On Mon, 6 May 2019, Martin Liška wrote:
> On 5/2/19 3:18 PM, Richard Biener wrote:
> > On Mon, 29 Apr 2019, Martin Liška wrote:
> >
> >> On 9/10/18 1:43 PM, Martin Liška wrote:
> >>> On 09/04/2018 05:07 PM, Martin Liška wrote:
> >>>> - in order to achieve real speed up we need to split also other
> >>>> generated (and also dwarf2out.c, i386.c, ..) files:
> >>>> here I'm most concerned about insn-recog.c, which can't be split the
> >>>> same way without ending up with a single huge SCC component.
> >>>
> >>> About the insn-recog.c file: all functions are static and using SCC one
> >>> ends
> >>> up with all functions in one component. In order to split the callgraph
> >>> one
> >>> needs to promote some functions to be extern and then split would be
> >>> possible.
> >>> In order to do that we'll probably need to teach splitter how to do
> >>> partitioning
> >>> based on minimal number of edges to be removed.
> >>>
> >>> I need to inspire in lto_balanced_map, or is there some simple algorithm
> >>> I can start with?
> >>>
> >>> Martin
> >>>
> >>
> >> I'm adding here Richard Sandiford as he wrote majority of gcc/genrecog.c
> >> file.
> >> As mentioned, I'm seeking for a way how to split the generated file. Or how
> >> to learn the generator to process a reasonable splitting.
> >
> > Somewhen earlier this year I've done the experiment with using
> > a compile with -flto -fno-fat-lto-objects
>
> -fno-fat-lto-objects is default, isn't it?
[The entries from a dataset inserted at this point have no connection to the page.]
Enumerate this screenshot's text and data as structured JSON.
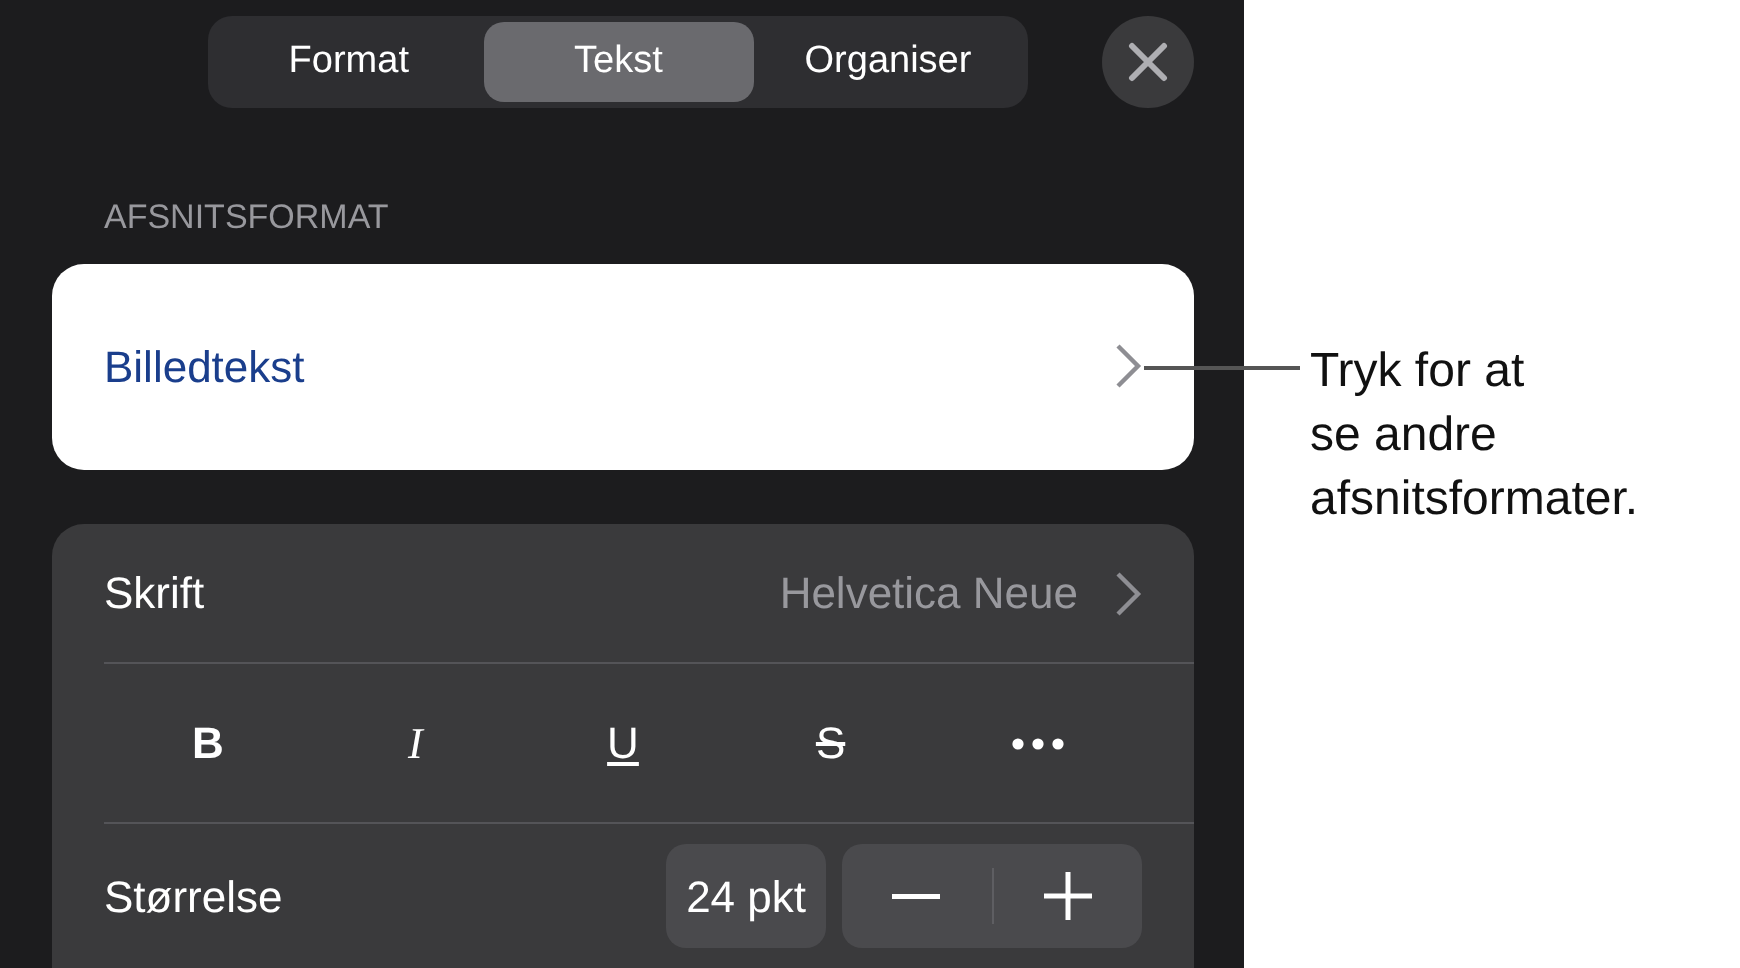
{
  "tabs": [
    {
      "label": "Format",
      "selected": false
    },
    {
      "label": "Tekst",
      "selected": true
    },
    {
      "label": "Organiser",
      "selected": false
    }
  ],
  "section_header": "AFSNITSFORMAT",
  "paragraph_style": {
    "value": "Billedtekst"
  },
  "font_row": {
    "label": "Skrift",
    "value": "Helvetica Neue"
  },
  "style_buttons": [
    {
      "kind": "bold",
      "label": "B"
    },
    {
      "kind": "italic",
      "label": "I"
    },
    {
      "kind": "underline",
      "label": "U"
    },
    {
      "kind": "strike",
      "label": "S"
    },
    {
      "kind": "more"
    }
  ],
  "size_row": {
    "label": "Størrelse",
    "value": "24 pkt"
  },
  "callout": {
    "lines": [
      "Tryk for at",
      "se andre",
      "afsnitsformater."
    ]
  }
}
Where linker plugin support is detected, yes.
> > and a link
> > via -flto -r -flinker-output=rel into the object file. This cut
> > compile-time more than in half with less maintainance overhead.
>
> Can you please provide exact command line how to do that?
gcc t.c -o t.o -flto=8 -r -flinker-output=nolto-rel
there's an annoying warning:
cc1plus: warning: command line option ‘-flinker-output=nolto-rel’ is valid
for LTO but not for C++
which can be avoided by splitting the above into a compile and
a separate LTO "link" step. Using -Wl,-flinker-.... doesn't
work unfortunately (ld doesn't understand it).
Using installed GCC 9.1 compiling trunk gimple-match.c with -O2 -g
takes 58.7s while with the LTO trick it takes 23.3s (combined
CPU time is up to 96s). That was with -flto=8 on a CPU with
4 physical and 8 logical cores. As it includes -g it includes
the debug copy dance as well.
> bloaty gimple-match.o -- gimple-match.o.nolto
VM SIZE FILE SIZE
++++++++++++++ GROWING
++++++++++++++
[ = ] 0 .rela.debug_info +3.62Mi
+45%
[ = ] 0 .rela.debug_ranges +161Ki
+1.8%
[ = ] 0 .debug_str +95.8Ki
+19%
[ = ] 0 .rela.text +77.6Ki
+10%
[ = ] 0 .debug_ranges +58.9Ki
+1.7%
[ = ] 0 .symtab +22.9Ki
+68%
[ = ] 0 .debug_abbrev +21.1Ki
+394%
[ = ] 0 .strtab +11.4Ki
+9.5%
+8.1% +5.34Ki .eh_frame +5.34Ki
+8.1%
+84% +4.09Ki .rodata.str1.8 +4.09Ki
+84%
[ = ] 0 .rela.text.unlikely +3.87Ki
+1.0%
[ = ] 0 .rela.debug_aranges +3.68Ki
+872%
[ = ] 0 .debug_aranges +3.02Ki
+10e2%
+42% +2.59Ki .rodata.str1.1 +2.59Ki
+42%
+0.2% +2.41Ki [Other] +2.45Ki
+0.2%
[ = ] 0 .rela.debug_line +2.09Ki
+16%
[ = ] 0 .rela.eh_frame +1.17Ki
+4.3%
[NEW] +1.09Ki .rodata._Z7get_defPFP9tree_nodeS0_ES0_.str1.8 +1.09Ki
[NEW]
[ = ] 0 .shstrtab +784
+44%
[ = ] 0 [ELF Headers] +768
+16%
[ = ] 0 .comment +666
+37e2%
-------------- SHRINKING
--------------
[ = ] 0 .debug_line -256Ki
-17.3%
[ = ] 0 .rela.debug_loc -73.6Ki
-0.6%
[ = ] 0 .debug_info -63.4Ki
-1.6%
[ = ] 0 .debug_loc -39.3Ki
-0.6%
+1.1% +15.5Ki TOTAL +3.67Mi
+7.8%
.debug_line probably shrinks because we drop columns with LTO.
Richard.